Actors and actresses are not the only Korean pop culture figures that are sweeping Korea's Asian neighbors off their feet. Korean singers and dance groups have the region's youngsters dancing wildly to their latest rhythms as well.
The popularity of these stars is such that their loyal fans are willing to reach deep into their pockets to see their idols up close and personal. Nearly 500 Chinese fans arrived in Korea on Aug. 17 to attend a joint concert by Position, NRG, Baby Vox and Shinhwa. Two weeks earlier, for 600,000 won (about $465) each, many times the average monthly paycheck in China, some 250 Chinese teenagers came to Korea to join a weekend camp with their idol Ahn Jae-wook, an actor-cum-singer, at Yangpyong, Kyonggi province.

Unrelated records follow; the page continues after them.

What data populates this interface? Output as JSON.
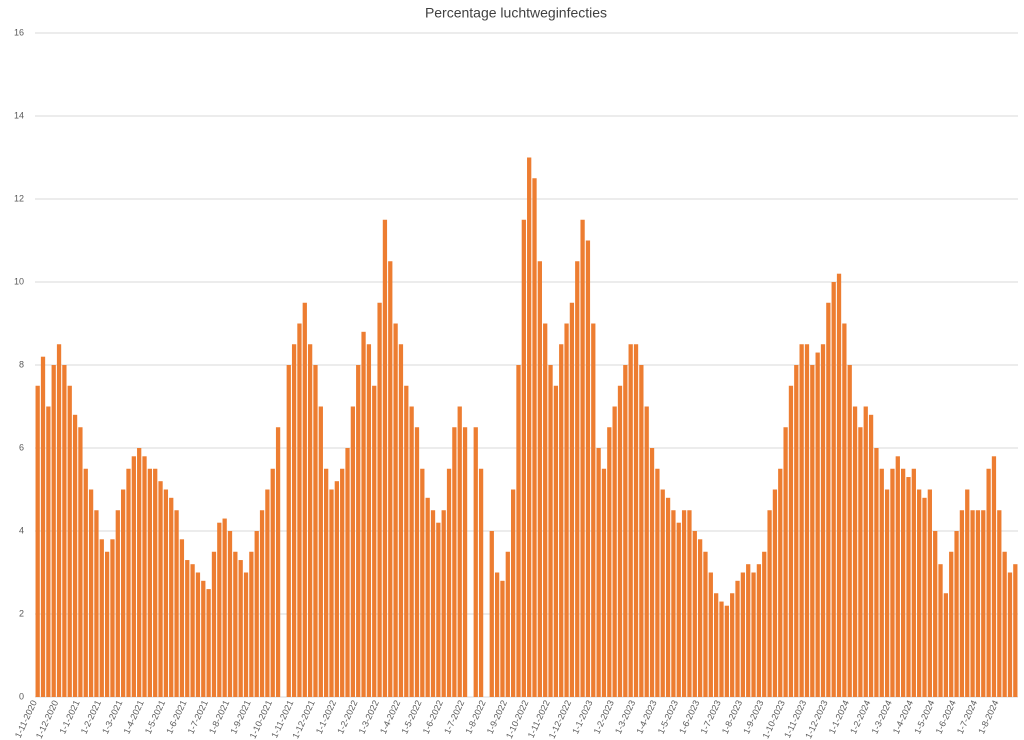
{
  "chart_data": {
    "type": "bar",
    "title": "Percentage luchtweginfecties",
    "categories": [
      "1-11-2020",
      null,
      null,
      null,
      "1-12-2020",
      null,
      null,
      null,
      "1-1-2021",
      null,
      null,
      null,
      "1-2-2021",
      null,
      null,
      null,
      "1-3-2021",
      null,
      null,
      null,
      "1-4-2021",
      null,
      null,
      null,
      "1-5-2021",
      null,
      null,
      null,
      "1-6-2021",
      null,
      null,
      null,
      "1-7-2021",
      null,
      null,
      null,
      "1-8-2021",
      null,
      null,
      null,
      "1-9-2021",
      null,
      null,
      null,
      "1-10-2021",
      null,
      null,
      null,
      "1-11-2021",
      null,
      null,
      null,
      "1-12-2021",
      null,
      null,
      null,
      "1-1-2022",
      null,
      null,
      null,
      "1-2-2022",
      null,
      null,
      null,
      "1-3-2022",
      null,
      null,
      null,
      "1-4-2022",
      null,
      null,
      null,
      "1-5-2022",
      null,
      null,
      null,
      "1-6-2022",
      null,
      null,
      null,
      "1-7-2022",
      null,
      null,
      null,
      "1-8-2022",
      null,
      null,
      null,
      "1-9-2022",
      null,
      null,
      null,
      "1-10-2022",
      null,
      null,
      null,
      "1-11-2022",
      null,
      null,
      null,
      "1-12-2022",
      null,
      null,
      null,
      "1-1-2023",
      null,
      null,
      null,
      "1-2-2023",
      null,
      null,
      null,
      "1-3-2023",
      null,
      null,
      null,
      "1-4-2023",
      null,
      null,
      null,
      "1-5-2023",
      null,
      null,
      null,
      "1-6-2023",
      null,
      null,
      null,
      "1-7-2023",
      null,
      null,
      null,
      "1-8-2023",
      null,
      null,
      null,
      "1-9-2023",
      null,
      null,
      null,
      "1-10-2023",
      null,
      null,
      null,
      "1-11-2023",
      null,
      null,
      null,
      "1-12-2023",
      null,
      null,
      null,
      "1-1-2024",
      null,
      null,
      null,
      "1-2-2024",
      null,
      null,
      null,
      "1-3-2024",
      null,
      null,
      null,
      "1-4-2024",
      null,
      null,
      null,
      "1-5-2024",
      null,
      null,
      null,
      "1-6-2024",
      null,
      null,
      null,
      "1-7-2024",
      null,
      null,
      null,
      "1-8-2024",
      null,
      null,
      null
    ],
    "values": [
      7.5,
      8.2,
      7.0,
      8.0,
      8.5,
      8.0,
      7.5,
      6.8,
      6.5,
      5.5,
      5.0,
      4.5,
      3.8,
      3.5,
      3.8,
      4.5,
      5.0,
      5.5,
      5.8,
      6.0,
      5.8,
      5.5,
      5.5,
      5.2,
      5.0,
      4.8,
      4.5,
      3.8,
      3.3,
      3.2,
      3.0,
      2.8,
      2.6,
      3.5,
      4.2,
      4.3,
      4.0,
      3.5,
      3.3,
      3.0,
      3.5,
      4.0,
      4.5,
      5.0,
      5.5,
      6.5,
      0,
      8.0,
      8.5,
      9.0,
      9.5,
      8.5,
      8.0,
      7.0,
      5.5,
      5.0,
      5.2,
      5.5,
      6.0,
      7.0,
      8.0,
      8.8,
      8.5,
      7.5,
      9.5,
      11.5,
      10.5,
      9.0,
      8.5,
      7.5,
      7.0,
      6.5,
      5.5,
      4.8,
      4.5,
      4.2,
      4.5,
      5.5,
      6.5,
      7.0,
      6.5,
      0,
      6.5,
      5.5,
      0,
      4.0,
      3.0,
      2.8,
      3.5,
      5.0,
      8.0,
      11.5,
      13.0,
      12.5,
      10.5,
      9.0,
      8.0,
      7.5,
      8.5,
      9.0,
      9.5,
      10.5,
      11.5,
      11.0,
      9.0,
      6.0,
      5.5,
      6.5,
      7.0,
      7.5,
      8.0,
      8.5,
      8.5,
      8.0,
      7.0,
      6.0,
      5.5,
      5.0,
      4.8,
      4.5,
      4.2,
      4.5,
      4.5,
      4.0,
      3.8,
      3.5,
      3.0,
      2.5,
      2.3,
      2.2,
      2.5,
      2.8,
      3.0,
      3.2,
      3.0,
      3.2,
      3.5,
      4.5,
      5.0,
      5.5,
      6.5,
      7.5,
      8.0,
      8.5,
      8.5,
      8.0,
      8.3,
      8.5,
      9.5,
      10.0,
      10.2,
      9.0,
      8.0,
      7.0,
      6.5,
      7.0,
      6.8,
      6.0,
      5.5,
      5.0,
      5.5,
      5.8,
      5.5,
      5.3,
      5.5,
      5.0,
      4.8,
      5.0,
      4.0,
      3.2,
      2.5,
      3.5,
      4.0,
      4.5,
      5.0,
      4.5,
      4.5,
      4.5,
      5.5,
      5.8,
      4.5,
      3.5,
      3.0,
      3.2
    ],
    "color": "#ed7d31",
    "ylim": [
      0,
      16
    ],
    "yticks": [
      0,
      2,
      4,
      6,
      8,
      10,
      12,
      14,
      16
    ],
    "grid": true
  }
}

It is the exciting possibility of turning this hanliu, or "Korean current," sweeping across Asia into hard cash that has the business sector and the government abuzz. LG Household and Health Care, an affiliate of the LG Group, jumped into the game early and is cashing in. In 1999, the company's Vietnamese joint-venture LG-VINA Cosmetics suggested importing a popular Korean drama model to Vietnam. "Kim Nam-joo, our model, played a leading role in the drama and we thought we had nothing to lose by having the show air with our commercial featuring Ms. Kim back-to-back with the program," recalled Oh Kang-kook, public relations manager at LG Household and Health Care. Kim struck the right chord with the Vietnamese audience. LG-VINA Cosmetics, which began manufacturing the DeBon line of cosmetics in Vietnam early last year, expects to see its sales grow by 60 percent to approximately $13 million this year. "We notched first place in brand recognition among foreign cosmetic brands in Vietnam," said Oh. Likewise, Samsung Electronics credits its ads featuring Ahn Jae-wook with playing a major role in helping the company take the No. 1 share of the computer monitor market in China.

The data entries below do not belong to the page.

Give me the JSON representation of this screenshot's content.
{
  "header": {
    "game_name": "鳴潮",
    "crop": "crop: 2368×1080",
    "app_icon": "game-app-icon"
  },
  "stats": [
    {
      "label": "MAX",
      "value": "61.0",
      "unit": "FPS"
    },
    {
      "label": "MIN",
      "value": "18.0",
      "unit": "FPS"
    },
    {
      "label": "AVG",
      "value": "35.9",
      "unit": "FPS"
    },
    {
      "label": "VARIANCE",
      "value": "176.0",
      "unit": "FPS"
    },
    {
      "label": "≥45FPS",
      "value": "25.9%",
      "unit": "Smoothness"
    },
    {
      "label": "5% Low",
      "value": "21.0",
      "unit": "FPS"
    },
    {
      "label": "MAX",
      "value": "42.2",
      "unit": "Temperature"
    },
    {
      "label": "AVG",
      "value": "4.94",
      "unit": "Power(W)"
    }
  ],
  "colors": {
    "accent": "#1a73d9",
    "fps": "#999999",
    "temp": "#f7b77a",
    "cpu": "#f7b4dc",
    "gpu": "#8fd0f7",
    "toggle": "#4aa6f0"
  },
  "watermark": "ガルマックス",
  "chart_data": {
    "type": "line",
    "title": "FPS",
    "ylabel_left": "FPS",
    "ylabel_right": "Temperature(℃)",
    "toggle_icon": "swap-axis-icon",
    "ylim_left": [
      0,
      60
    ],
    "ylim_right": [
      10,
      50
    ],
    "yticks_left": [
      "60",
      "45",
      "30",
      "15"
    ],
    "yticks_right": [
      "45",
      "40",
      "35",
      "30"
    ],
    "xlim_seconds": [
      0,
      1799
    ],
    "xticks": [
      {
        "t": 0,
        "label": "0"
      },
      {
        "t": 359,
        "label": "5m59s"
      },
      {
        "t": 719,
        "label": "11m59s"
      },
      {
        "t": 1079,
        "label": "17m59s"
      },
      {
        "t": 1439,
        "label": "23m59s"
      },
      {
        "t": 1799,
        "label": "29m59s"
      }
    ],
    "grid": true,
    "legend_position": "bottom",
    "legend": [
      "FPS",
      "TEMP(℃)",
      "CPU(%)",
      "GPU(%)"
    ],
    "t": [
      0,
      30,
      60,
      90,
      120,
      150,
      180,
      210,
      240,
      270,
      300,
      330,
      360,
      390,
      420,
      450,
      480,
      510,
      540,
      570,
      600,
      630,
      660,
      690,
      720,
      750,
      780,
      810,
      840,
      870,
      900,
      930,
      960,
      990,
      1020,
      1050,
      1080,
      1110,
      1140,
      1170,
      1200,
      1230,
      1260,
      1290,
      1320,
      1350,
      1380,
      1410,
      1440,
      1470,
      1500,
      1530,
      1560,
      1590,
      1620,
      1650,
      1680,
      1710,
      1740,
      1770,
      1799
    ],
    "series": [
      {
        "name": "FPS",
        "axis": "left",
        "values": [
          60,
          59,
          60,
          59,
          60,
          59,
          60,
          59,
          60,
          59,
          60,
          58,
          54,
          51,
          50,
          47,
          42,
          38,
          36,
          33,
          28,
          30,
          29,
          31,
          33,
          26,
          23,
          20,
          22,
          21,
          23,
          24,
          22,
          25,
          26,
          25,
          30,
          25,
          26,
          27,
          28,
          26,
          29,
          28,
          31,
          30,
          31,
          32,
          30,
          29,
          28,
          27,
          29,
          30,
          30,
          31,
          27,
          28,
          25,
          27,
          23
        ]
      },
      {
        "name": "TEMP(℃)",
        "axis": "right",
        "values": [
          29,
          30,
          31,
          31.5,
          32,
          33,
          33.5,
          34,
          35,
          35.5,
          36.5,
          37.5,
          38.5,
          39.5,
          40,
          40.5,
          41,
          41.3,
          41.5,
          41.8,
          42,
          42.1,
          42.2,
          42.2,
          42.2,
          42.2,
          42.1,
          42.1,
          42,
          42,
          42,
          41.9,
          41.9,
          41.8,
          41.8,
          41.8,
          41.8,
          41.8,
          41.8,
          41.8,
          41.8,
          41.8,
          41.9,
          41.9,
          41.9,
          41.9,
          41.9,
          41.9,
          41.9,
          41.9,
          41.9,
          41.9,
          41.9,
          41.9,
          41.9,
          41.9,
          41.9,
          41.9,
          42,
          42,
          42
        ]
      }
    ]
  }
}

Pushed to come up with a plan to further cultivate and exploit the current Korea wave rippling across Asia, the government at the end of last month unveiled a blueprint aimed at promoting the Korean cultural industry. The plan includes places in Beijing, Shanghai and major tourist spots in Korea where people can experience Korean pop culture firsthand. The Culture and Tourism Ministry would also assist in the production of Chinese versions of music albums, dramas, films and games. For those skeptical about any government involvement, Culture and Tourism Minister Kim Han-gil said that the government does not intend to take the lead, but plans to resolve difficulties faced by the private sector. Mindful of adverse reactions from other countries, Minister Kim added that the policies would be carried out in terms of expanding bilateral cultural exchanges with the countries concerned.